На их столах ни блюд, ни бутылок, ни ноутбуков. В центре стола – чайник, такой же, как передо мной, и чаинки в нем точно так же, как в моем, погружаются на дно золотистой воды. Кроме мистера Вебера, за столиками нет ни одного европейца – добро пожаловать в Лондон кануна 2020 года.
– По-моему, это прекрасный отель, мистер Вебер. Вам нравится?
– Нравился, – отвечает он, – раньше это был прекрасный отель. Теперь он изменился. Как, впрочем, и все вокруг.
– Конечно, мистер Вебер, сэр. Все меняется безвозвратно, и этого жаль.
Его глаза снова смотрят мимо меня. Они наверняка видят то время, когда его авиакомпания еще приносила доходы, и мистер Вебер останавливался здесь перед тем как навестить боссов из аэропорта Хитроу. Тогда Россия называлась Советским Союзом, и их партийные бонзы в плохо сшитых пиджаках скромно жались здесь по углам. Тогда они не сидели за центральным столом под люстрой, как тот небритый мужчина в окружении четырех полуголых длинноногих девок, не заказывали немыслимое количество еды и алкоголя, а их белые яхты не качались под лондонским дождем в гавани Челси.
– Мистер Чен, вы ведь родом из Китая? – интересуется Вебер.
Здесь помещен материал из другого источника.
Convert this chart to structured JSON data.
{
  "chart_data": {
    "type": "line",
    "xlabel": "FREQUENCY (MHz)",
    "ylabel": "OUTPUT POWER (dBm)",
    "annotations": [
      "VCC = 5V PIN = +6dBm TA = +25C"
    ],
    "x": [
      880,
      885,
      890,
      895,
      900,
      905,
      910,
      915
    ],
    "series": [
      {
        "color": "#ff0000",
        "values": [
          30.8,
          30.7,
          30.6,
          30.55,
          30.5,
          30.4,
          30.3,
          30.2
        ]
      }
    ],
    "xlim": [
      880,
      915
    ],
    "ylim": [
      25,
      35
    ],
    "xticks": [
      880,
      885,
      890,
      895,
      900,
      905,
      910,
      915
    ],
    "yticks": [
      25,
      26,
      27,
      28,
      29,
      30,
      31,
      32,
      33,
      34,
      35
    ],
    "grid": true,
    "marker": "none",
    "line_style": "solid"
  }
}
– Не совсем, мистер Вебер, я из Гонконга, хотя формально – из материкового Китая, то есть КНР.
– Вот как, – кивает Вебер, – интересно…
– Вы когда-нибудь слышали про крепость Каулун?
– Нет, мистер Чен, никогда.
В его интонации нет вопроса, и я не рассказываю ему о крепости.
Русский за столом подхватывает бутылку водки, наливает сначала себе, потом, наклонив, проносит бутылку над рюмками девушек, так что половина оказывается на столе. Затем начинает что-то объяснять одной из девушек, складывая из салфетки самолетик – неумелое подражание оригами, древнему китайскому искусству, которое японцы приписывают себе, как почти все, что составляет так называемую японскую культуру. Это тоже суета, и это тоже проходит.
– Мистер Чен, кажется, вы хотели продолжить разговор о продаже компании, – мягко напоминает Вебер.
Такой разговор был с ним и еще несколькими акционерами во Франкфурте, и если другие акционеры это предложение обдумывали всерьез, то старик отверг его сразу.